While it's always great for the property appraisal to come back higher than the amount you agreed to buy it for, this is no way affects the loan amount you need to qualify for, or the down payment you need to close on the mortgage loan. Both conventional and unconventional mortgage products offer similar requirements.
Can a home seller change the price after a contract is signed? No. Typically, when a seller wants to back out of a contract, it's because the house appraised much higher than the offer and the seller wants a do-over. Unfortunately, at that point, you'd be legally obligated to go through with the under-contract buyer.
Can the seller back out if the appraised value is too high? The conditions of the offer contract will determine when the buyer and seller can back out of the purchase. However, the seller may simply want to renegotiate if the appraised value comes back significantly higher than the selling price.
While getting an appraisal is a necessary part of the home buying process, sometimes pre-listing appraisals may hurt the seller rather than help.
It's very rare for a seller to back out of the deal on their home due to the appraisal being higher than the offer because the seller doesn't typically see the appraisal—it's just between the buyer and their lender.
So, even if the appraisal soars above the contract price, buyers won't be able to use that extra value to beef up their down payment. A higher appraisal essentially hints that the buyers might have snagged a sweeter deal than they thought, paying less than what other similar homes in the neighborhood are going for.
If the seller won't negotiate a lower price, you'll be on the hook to pay the difference unless you have an appraisal contingency in your contract.
An aggressive offer is more than the price. A good buyer's agent will know how to sell your aggressive offer. More importantly make sure you chose an agent who will aggressively sell you as the best buyer in any market or price range.
You can sell a home for more than the appraised value — but it's not ideal because it can cause financial problems for the buyer. Therefore, listing your house above the appraisal amount may significantly limit the number of potential buyers for your home.
More often than not, an appraisal comes in around what the seller expected. According to Fannie Mae, the vast majority of appraisals confirm contract price, with the share peaking at 98% in 2007. Following increased appraisal scrutiny, the share dropped towards 90% and is now closer to 95%.
They can't back out. Get a lawyer.
The seller often does not generally get a copy of the appraisal, but they can request one. The CRES Risk Management legal advice team noted that an appraisal is material to a transaction and like a property inspection report for a purchase, it needs to be provided to the seller, whether or not the sale closes.
Yahoo Finance tip: Your purchase contract must include an appraisal contingency, which states you can back out if the appraised amount is too low. Otherwise, you will forfeit the earnest money you put into the deal if you walk.

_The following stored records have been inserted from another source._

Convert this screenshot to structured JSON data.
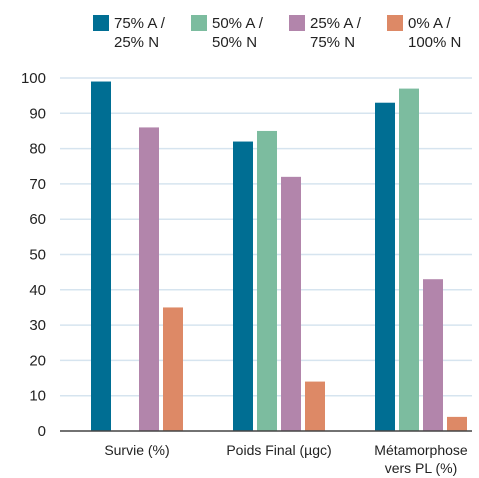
{
  "chart_data": {
    "type": "bar",
    "title": "",
    "xlabel": "",
    "ylabel": "",
    "ylim": [
      0,
      100
    ],
    "yticks": [
      0,
      10,
      20,
      30,
      40,
      50,
      60,
      70,
      80,
      90,
      100
    ],
    "grid": "horizontal",
    "legend_position": "top",
    "categories": [
      [
        "Survie (%)"
      ],
      [
        "Poids Final (µgc)"
      ],
      [
        "Métamorphose",
        "vers PL (%)"
      ]
    ],
    "series": [
      {
        "name": [
          "75% A /",
          "25% N"
        ],
        "color": "#006e93",
        "values": [
          99,
          82,
          93
        ]
      },
      {
        "name": [
          "50% A /",
          "50% N"
        ],
        "color": "#7cbc9f",
        "values": [
          null,
          85,
          97
        ]
      },
      {
        "name": [
          "25% A /",
          "75% N"
        ],
        "color": "#b285ab",
        "values": [
          86,
          72,
          43
        ]
      },
      {
        "name": [
          "0% A /",
          "100% N"
        ],
        "color": "#dd8966",
        "values": [
          35,
          14,
          4
        ]
      }
    ]
  },
  "colors": {
    "background": "#ffffff",
    "grid": "#d6e4ef",
    "axis": "#444444"
  }
}
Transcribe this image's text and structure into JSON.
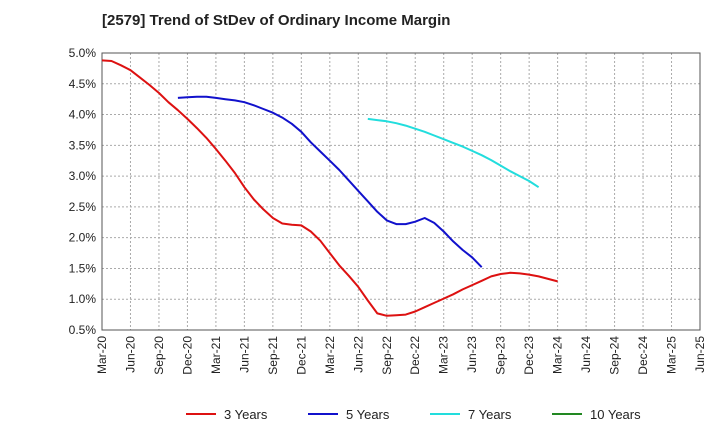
{
  "chart_data": {
    "type": "line",
    "title": "[2579]  Trend of StDev of Ordinary Income Margin",
    "xlabel": "",
    "ylabel": "",
    "x_tick_labels": [
      "Mar-20",
      "Jun-20",
      "Sep-20",
      "Dec-20",
      "Mar-21",
      "Jun-21",
      "Sep-21",
      "Dec-21",
      "Mar-22",
      "Jun-22",
      "Sep-22",
      "Dec-22",
      "Mar-23",
      "Jun-23",
      "Sep-23",
      "Dec-23",
      "Mar-24",
      "Jun-24",
      "Sep-24",
      "Dec-24",
      "Mar-25",
      "Jun-25"
    ],
    "y_tick_labels": [
      "0.5%",
      "1.0%",
      "1.5%",
      "2.0%",
      "2.5%",
      "3.0%",
      "3.5%",
      "4.0%",
      "4.5%",
      "5.0%"
    ],
    "y_ticks": [
      0.5,
      1.0,
      1.5,
      2.0,
      2.5,
      3.0,
      3.5,
      4.0,
      4.5,
      5.0
    ],
    "ylim": [
      0.5,
      5.0
    ],
    "grid": true,
    "legend_position": "bottom",
    "series": [
      {
        "name": "3 Years",
        "color": "#dd1111",
        "start_index": 0,
        "values": [
          4.88,
          4.87,
          4.8,
          4.72,
          4.6,
          4.48,
          4.35,
          4.2,
          4.07,
          3.93,
          3.78,
          3.62,
          3.44,
          3.25,
          3.05,
          2.82,
          2.62,
          2.46,
          2.32,
          2.23,
          2.21,
          2.2,
          2.1,
          1.95,
          1.75,
          1.55,
          1.38,
          1.2,
          0.98,
          0.77,
          0.73,
          0.74,
          0.75,
          0.8,
          0.87,
          0.94,
          1.01,
          1.08,
          1.16,
          1.23,
          1.3,
          1.37,
          1.41,
          1.43,
          1.42,
          1.4,
          1.37,
          1.33,
          1.29
        ]
      },
      {
        "name": "5 Years",
        "color": "#1111cc",
        "start_index": 8,
        "values": [
          4.27,
          4.28,
          4.29,
          4.29,
          4.27,
          4.25,
          4.23,
          4.2,
          4.15,
          4.09,
          4.03,
          3.95,
          3.85,
          3.72,
          3.55,
          3.4,
          3.25,
          3.1,
          2.93,
          2.76,
          2.59,
          2.42,
          2.28,
          2.22,
          2.22,
          2.26,
          2.32,
          2.24,
          2.1,
          1.94,
          1.8,
          1.68,
          1.52
        ]
      },
      {
        "name": "7 Years",
        "color": "#22dddd",
        "start_index": 28,
        "values": [
          3.93,
          3.91,
          3.89,
          3.86,
          3.82,
          3.77,
          3.72,
          3.66,
          3.6,
          3.54,
          3.48,
          3.41,
          3.34,
          3.26,
          3.17,
          3.08,
          3.0,
          2.92,
          2.82
        ]
      },
      {
        "name": "10 Years",
        "color": "#228822",
        "start_index": 0,
        "values": []
      }
    ]
  }
}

If you decide you want to dispute the appraisal, work with your real estate agent to reconsider the value. You'll typically need to back up your request with comparable evidence, such as comparable properties or records indicating that the initial appraisal used incorrect or incomplete information.
The appraiser's primary role is to determine the fair market value of the property based on objective factors such as its condition, location, comparable sales, and market trends. The appraised opinion of value may be the same or very close to the contract price however, it may also be considerably higher or lower.
A lowball offer, or an offer price that's significantly lower than the listing price, is often rejected by sellers who feel insulted by the buyers' disregard for their property.
Some real estate professionals suggest offering 1% – 3% more than the asking price to make the offer competitive, while others suggest simply offering a few thousand dollars more than the current highest bid.
In a seller's market, where sellers hold more negotiating power, they'll have little incentive to lower their price in response to a low appraisal. In all likelihood, the buyer will have to make up the difference in the purchase price and the loan amount the lender is willing to offer.
If a home is appraised to be higher than the asking price, the lender will only issue a mortgage for the appraisal amount. This leaves the borrower to either cover the remaining cost on their own or return to searching for a home with a listed price that matches the appraised value.
With the contingency in place, the buyer will purchase the home only if the appraisal is equal to or higher than the sales price. The appraisal contingency gives you the option to negotiate a lower price or walk away from the deal.
Just keep your communication to the appraiser about the facts of the home and neighborhood, how you priced the house, and any other relevant information you think the appraiser should know. And remember, don't discuss value. Don't pressure the appraiser to 'hit the value' and you'll be fine.
If the appraisal value is lower, the mortgage lender of the buyer will not lend more than the appraised value, which could create a financial shortfall for the buyer. In such a scenario, the buyer would need to come up with more cash or renegotiate the price with the seller to match the appraisal value.